The college community has now been indirectly touched by the plague, as the chef’s father has died of COVID-19. That resonates with me especially since this is the twelfth anniversary of my own father’s death. That took a COVID day, already replete with its own minor-key poignancy, and boosted the intensity significantly. In the twelve years since Don died, we’ve become grandparents, we’ve moved to the UK, and we stand today under the threat of a possibly fatal illness. Even if COVID-19 weren’t a proximate danger, it reminds me that my father lived just nine years beyond the birthday I’ll celebrate in September. ‘Memento, homo, quia pulvis es, et in pulverem reverteris.’ I remember, believe me.

Pizza for dinner, Spooks for diversion. And so to bed.

COVID World, Quarantine Day

Just to perpetuate the unfunny joke, the temperature descended to 0° this morning (-1° when I woke up). The air was still, so the cold didn’t bite the way it has other mornings. I warmed up effectively, had a good run (insofar as that’s not oxymoronic), and got home in 9:53. Even more encouraging, my recovery time (getting breathing and perspiration back to normal) has been diminishing precipitously.

I celebrated this morning with a big hot breakfast: two eggs, two rashers of (faux) bacon, and two hash brown patties. Today warrants a degree of exuberance, cos as of last night at midnight I am on study leave! Some of the students joshed me about this before… everything ended, noting that I would be permitted to leave off working and stay at home, as distinct from everyone else who would be… leaving off work and staying at home. There’s an element of truth to that, but my leave does mean that I don’t have to reimagine my Trinity Term teaching to work in online formats. I have no liturgical responsibilities (other than those that are canonically binding, or are consonant with my own piety). Nobody has full use of the libraries, but I still have time to work on the structure of my monograph and to draft the articles that I’ve committed to writing. I won’t have the atmospheric support of working at Rick’s or at the Bod, as I noted a few days ago, but I’ll do what I can with the materials at hand. And hey, I’m on leave! Woohoo!
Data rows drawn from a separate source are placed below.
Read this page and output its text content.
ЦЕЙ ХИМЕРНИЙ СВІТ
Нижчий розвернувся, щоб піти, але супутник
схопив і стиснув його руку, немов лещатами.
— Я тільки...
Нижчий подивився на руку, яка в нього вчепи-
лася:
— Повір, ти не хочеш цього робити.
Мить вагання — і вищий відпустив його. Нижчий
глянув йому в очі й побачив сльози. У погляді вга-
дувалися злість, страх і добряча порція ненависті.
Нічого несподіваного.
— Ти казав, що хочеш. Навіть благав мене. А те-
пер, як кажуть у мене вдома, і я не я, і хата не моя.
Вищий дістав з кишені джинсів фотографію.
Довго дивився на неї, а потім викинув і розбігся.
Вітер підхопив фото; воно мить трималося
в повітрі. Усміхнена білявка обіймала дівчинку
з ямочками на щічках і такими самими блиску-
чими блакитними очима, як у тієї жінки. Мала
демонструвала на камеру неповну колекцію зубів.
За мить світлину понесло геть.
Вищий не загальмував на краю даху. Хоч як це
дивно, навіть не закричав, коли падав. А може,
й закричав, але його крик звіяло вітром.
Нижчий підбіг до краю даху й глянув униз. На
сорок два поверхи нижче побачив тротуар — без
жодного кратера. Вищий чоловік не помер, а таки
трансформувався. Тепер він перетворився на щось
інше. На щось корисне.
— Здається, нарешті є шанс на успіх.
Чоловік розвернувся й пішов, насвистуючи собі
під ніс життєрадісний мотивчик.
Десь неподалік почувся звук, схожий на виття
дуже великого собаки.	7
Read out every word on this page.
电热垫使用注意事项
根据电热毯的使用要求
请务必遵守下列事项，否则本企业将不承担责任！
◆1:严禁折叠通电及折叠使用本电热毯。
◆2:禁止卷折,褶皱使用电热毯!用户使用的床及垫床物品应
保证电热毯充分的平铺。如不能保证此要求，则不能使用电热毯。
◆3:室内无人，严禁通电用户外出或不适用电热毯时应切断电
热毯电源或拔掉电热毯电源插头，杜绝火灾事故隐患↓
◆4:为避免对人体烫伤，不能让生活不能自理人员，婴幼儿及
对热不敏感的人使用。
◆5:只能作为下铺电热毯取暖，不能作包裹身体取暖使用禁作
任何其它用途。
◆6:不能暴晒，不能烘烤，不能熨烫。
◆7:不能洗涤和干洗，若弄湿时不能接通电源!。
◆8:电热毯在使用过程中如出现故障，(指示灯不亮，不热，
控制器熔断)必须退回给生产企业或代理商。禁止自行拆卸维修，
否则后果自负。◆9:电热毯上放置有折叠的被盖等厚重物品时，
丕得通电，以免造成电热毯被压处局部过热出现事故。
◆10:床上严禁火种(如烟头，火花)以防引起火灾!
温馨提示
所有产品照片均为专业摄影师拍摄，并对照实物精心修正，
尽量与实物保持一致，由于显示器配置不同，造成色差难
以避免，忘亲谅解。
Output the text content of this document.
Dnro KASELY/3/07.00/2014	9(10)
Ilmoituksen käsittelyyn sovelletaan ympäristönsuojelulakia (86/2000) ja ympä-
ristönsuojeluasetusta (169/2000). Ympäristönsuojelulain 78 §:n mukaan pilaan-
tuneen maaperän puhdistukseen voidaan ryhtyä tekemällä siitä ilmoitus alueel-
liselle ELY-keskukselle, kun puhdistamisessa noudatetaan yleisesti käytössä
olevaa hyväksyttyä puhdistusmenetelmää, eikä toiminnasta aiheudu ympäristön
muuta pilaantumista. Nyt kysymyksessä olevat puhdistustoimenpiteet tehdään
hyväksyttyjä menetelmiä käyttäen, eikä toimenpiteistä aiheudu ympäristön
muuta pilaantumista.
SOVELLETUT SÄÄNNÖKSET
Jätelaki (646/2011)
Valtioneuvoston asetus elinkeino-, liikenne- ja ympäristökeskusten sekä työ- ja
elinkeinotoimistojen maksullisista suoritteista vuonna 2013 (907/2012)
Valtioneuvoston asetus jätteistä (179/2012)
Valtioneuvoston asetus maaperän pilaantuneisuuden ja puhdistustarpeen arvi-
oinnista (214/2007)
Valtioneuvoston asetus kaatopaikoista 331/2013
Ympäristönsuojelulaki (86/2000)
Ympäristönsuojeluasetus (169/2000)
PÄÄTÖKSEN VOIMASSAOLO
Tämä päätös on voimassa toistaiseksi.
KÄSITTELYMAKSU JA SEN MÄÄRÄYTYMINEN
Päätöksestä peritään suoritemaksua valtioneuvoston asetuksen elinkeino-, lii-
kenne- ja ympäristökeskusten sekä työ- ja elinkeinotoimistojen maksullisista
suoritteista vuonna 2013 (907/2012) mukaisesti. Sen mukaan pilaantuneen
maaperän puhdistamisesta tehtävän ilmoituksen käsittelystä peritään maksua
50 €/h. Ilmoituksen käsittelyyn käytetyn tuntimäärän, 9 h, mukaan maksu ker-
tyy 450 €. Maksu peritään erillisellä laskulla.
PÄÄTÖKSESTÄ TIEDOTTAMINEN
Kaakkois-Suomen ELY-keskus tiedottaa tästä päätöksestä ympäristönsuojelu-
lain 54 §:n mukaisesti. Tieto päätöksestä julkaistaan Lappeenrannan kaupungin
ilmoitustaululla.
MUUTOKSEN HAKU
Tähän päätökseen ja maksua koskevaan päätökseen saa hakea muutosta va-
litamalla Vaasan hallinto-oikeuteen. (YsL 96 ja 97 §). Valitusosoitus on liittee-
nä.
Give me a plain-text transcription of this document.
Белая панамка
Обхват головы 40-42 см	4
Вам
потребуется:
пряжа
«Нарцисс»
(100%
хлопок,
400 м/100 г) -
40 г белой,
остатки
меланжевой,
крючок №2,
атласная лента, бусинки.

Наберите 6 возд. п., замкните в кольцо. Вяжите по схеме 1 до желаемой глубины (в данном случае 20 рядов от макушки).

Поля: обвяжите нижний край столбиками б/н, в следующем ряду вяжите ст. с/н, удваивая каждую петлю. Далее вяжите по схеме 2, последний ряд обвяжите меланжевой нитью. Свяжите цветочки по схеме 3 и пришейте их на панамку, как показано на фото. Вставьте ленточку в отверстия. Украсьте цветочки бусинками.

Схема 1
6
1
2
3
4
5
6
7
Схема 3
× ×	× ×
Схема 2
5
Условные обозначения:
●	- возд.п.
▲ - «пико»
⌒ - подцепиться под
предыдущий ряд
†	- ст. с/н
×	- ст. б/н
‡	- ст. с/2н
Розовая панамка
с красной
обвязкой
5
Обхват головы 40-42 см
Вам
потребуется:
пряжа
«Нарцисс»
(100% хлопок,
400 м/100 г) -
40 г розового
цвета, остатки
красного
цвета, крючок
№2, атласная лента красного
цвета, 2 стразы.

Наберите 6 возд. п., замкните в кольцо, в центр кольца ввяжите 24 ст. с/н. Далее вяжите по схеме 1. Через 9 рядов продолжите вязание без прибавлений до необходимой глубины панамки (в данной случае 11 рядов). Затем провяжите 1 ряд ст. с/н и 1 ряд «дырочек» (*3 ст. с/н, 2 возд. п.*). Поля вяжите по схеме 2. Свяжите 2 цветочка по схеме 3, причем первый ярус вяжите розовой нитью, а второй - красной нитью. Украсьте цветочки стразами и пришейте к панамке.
Today also marks Margaret’s and my fourteenth day of (mostly) isolation. She has taken walks alongside — but distant from — Mel, but it’s been fourteen days since we raised the drawbridge and lowered the portcullis. Her cold lingers (unless, as she hypothesises, it’s just a distinctly weak strain of the plague, in which case it would seem as though she had dodged the bullet, and presumably I also since we have not been observing any isolating distance from one another), but my health feels terrific. Honestly, I haven’t been this fit in ages. Curse you, running, and all your blasted benefits!

In the afternoon, I turned my brain off and revelled in my freedom from obligations. Since my most productive time of day is morning, this was as much an admission of futility as a celebration of completion. Tomorrow morning I’ll resume reading, and look toward framing up some writing pieces.

Margaret cooked her delicious broccoli and semi-tofu-balls with almond butter sauce, and we watched more episodes of Spooks. As I was getting ready to turn in, we got video calls from Si and Thomas, and then from Pippa and Christian, and it was a great joy to see them all.